Let's apply this basic example to the real world to see the problem of overfitting.

> You are producing a model that should predict the price of a house in Beacon Hill based on the square footage. You have data on previous house prices from Zillow.

We could apply our linear regression model in order to try to get a fit, but if we push our model to perfectly fit our test data, we may actually have a model that doesn't perform as well on real world data.

In order to evaluate our model more holistically, we typically take our initial data and perform a "test, train split". All that means is we take our data, split it into two categorites. "Training data" is what we will provide to the fit operation, allowing the optimizer to update our parameters.
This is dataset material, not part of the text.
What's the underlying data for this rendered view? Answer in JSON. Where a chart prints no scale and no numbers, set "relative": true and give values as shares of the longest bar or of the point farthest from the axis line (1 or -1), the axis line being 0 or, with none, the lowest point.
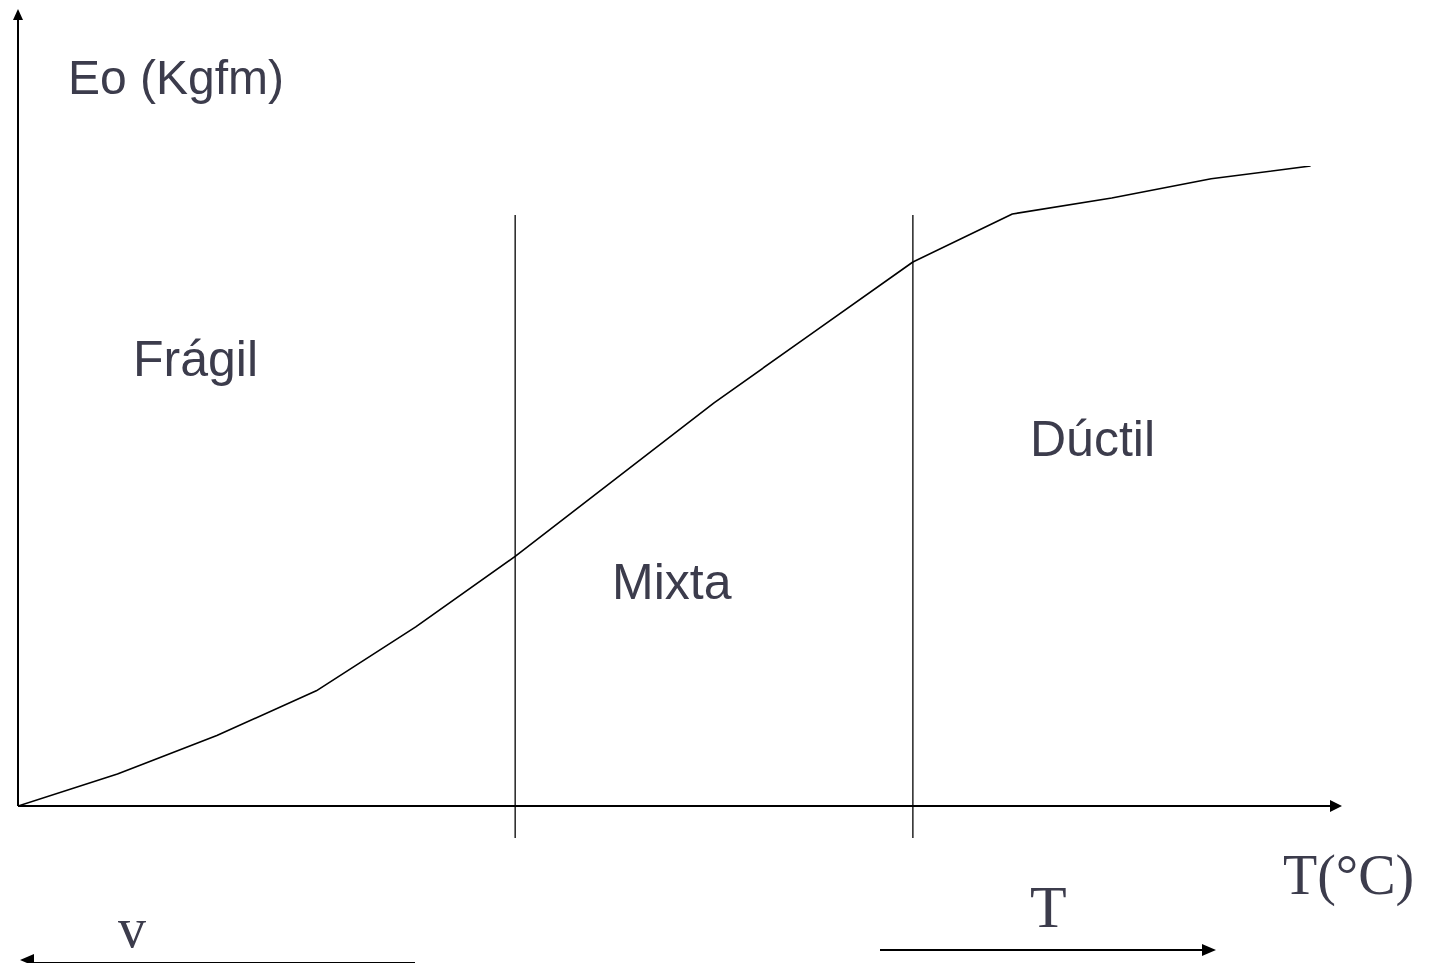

When then evaluate our model on our "test data" which doesn't impact our parameters and instead is just used as a benchmark to evaluate performace.

Below is the code tweaked to make use of a test/train split.

In [None]:
from sklearn.linear_model import SGDRegressor
from sklearn.model_selection import train_test_split
import matplotlib.pyplot as plt
from sklearn.metrics import mean_absolute_error, r2_score, mean_absolute_percentage_error

# Create the linear regression model
model = SGDRegressor(max_iter=1000, tol=1e-3)

# Split our data into a test and train set
x_train, x_test, y_train, y_test = train_test_split(x, y_noisy, test_size=0.2)

# Train the model on the train dataset
model.fit(x_train, y_train)

# Lets see what parameters the regressor came up with
slope = model.coef_[0]
intercept = model.intercept_[0]
print(f'Equation: y = {slope:.2f}x + {intercept:.2f}')

# Lets plop the expected vs actual
plt.scatter(x, y_noisy)

test_predictions = model.predict(x)
plt.plot(x.ravel(), test_predictions.astype(float), color="red")

# Now we can measure the performance using our test data
test_predictions = model.predict(x_test)
mean_error = mean_absolute_error(y_test, test_predictions)
percent_error = mean_absolute_percentage_error(y_test, test_predictions)
print('Error: ', mean_error)
print('Percent Error: ', percent_error)


Before we move on, its worth noting that our "x" data doesn't have to be a single dimension. Linear models can be fit to high-dimensional data. Sklearn's SGDRegressor can handle hundreds of dimensions as input. So if we consider the example of house cost estimation, we could fit a linear model based on square footage, distance to the common, number of bedrooms, number of bathrooms, age of the house, etc.